Species of sea squirt

Aplidium elegans, the sea-strawberry, is a species of colonial sea squirt, a benthic tunicate in the family Polyclinidae and class Ascidiacea. It is native to shallow waters in the Atlantic Ocean and Mediterranean Sea. It is also found in between France and the United Kingdom.

==Description==
Aplidium elegans form firm, flattened globular masses, that look like pink cushions from 3 to 4 cm long. The color is striking, with large white papillae around the inhalant siphons of the zooids and deep pink coloration of the colony. The arrangement of the zooids in the colony gives a meandering pattern, with cloacal canals between zooids. The zooids are embedded in a common test and grouped around sinuous, irregular cloacal canals. The oral siphons are slightly prominent and bordered of eight small white lobes. Colonial ascidians, like other benthic invertebrates show great morphological variability in terms of shape, size and color in response to both genetic characteristics and local environmental conditions.

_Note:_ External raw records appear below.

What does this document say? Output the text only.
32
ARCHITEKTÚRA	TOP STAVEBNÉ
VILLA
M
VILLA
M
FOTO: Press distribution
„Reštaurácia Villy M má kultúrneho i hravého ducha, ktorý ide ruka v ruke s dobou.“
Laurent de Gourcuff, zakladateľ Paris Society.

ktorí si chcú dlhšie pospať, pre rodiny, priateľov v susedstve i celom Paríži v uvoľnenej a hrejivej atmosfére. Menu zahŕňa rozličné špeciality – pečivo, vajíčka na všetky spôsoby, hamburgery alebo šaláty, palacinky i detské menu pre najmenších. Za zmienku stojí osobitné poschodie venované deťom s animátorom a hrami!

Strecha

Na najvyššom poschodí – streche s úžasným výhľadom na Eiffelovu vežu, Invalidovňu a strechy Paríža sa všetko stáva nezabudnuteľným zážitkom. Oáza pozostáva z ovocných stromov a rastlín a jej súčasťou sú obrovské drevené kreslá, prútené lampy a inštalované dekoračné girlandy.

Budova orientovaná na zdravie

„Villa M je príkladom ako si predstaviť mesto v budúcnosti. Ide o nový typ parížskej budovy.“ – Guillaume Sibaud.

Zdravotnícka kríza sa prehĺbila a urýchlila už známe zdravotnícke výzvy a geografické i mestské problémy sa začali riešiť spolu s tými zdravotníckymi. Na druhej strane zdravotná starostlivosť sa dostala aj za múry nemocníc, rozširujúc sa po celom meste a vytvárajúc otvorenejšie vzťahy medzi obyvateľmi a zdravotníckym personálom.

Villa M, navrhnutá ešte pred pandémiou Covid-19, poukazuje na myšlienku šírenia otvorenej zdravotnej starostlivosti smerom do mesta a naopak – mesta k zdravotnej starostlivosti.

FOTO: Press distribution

==Distribution and habitat==
Aplidium elegans is found in the Atlantic Ocean, Mediterranean Sea, and the English Channel. The colonies are found on rocks in waters 5 meters to 20 meters deep. Also can be found on moderately exposed rocky sites, usually with moderate tidal streams, attached to rocks. The colony is around 50mm broad and 15mm thick.

==Biology==
Aplidium elegans colony is made up of a couple different parts. The zooid is the individual animal, and in a colony, there are multiple zooids. The colony has a test or tunica which is a thick layer secreted by the mantle, containing cellulose and protecting the animal. Every zooid has an oral siphon, which is an opening through which water is drawn into the ascidian to collect nutrients. Each individual also has a cloaca through which water is expelled.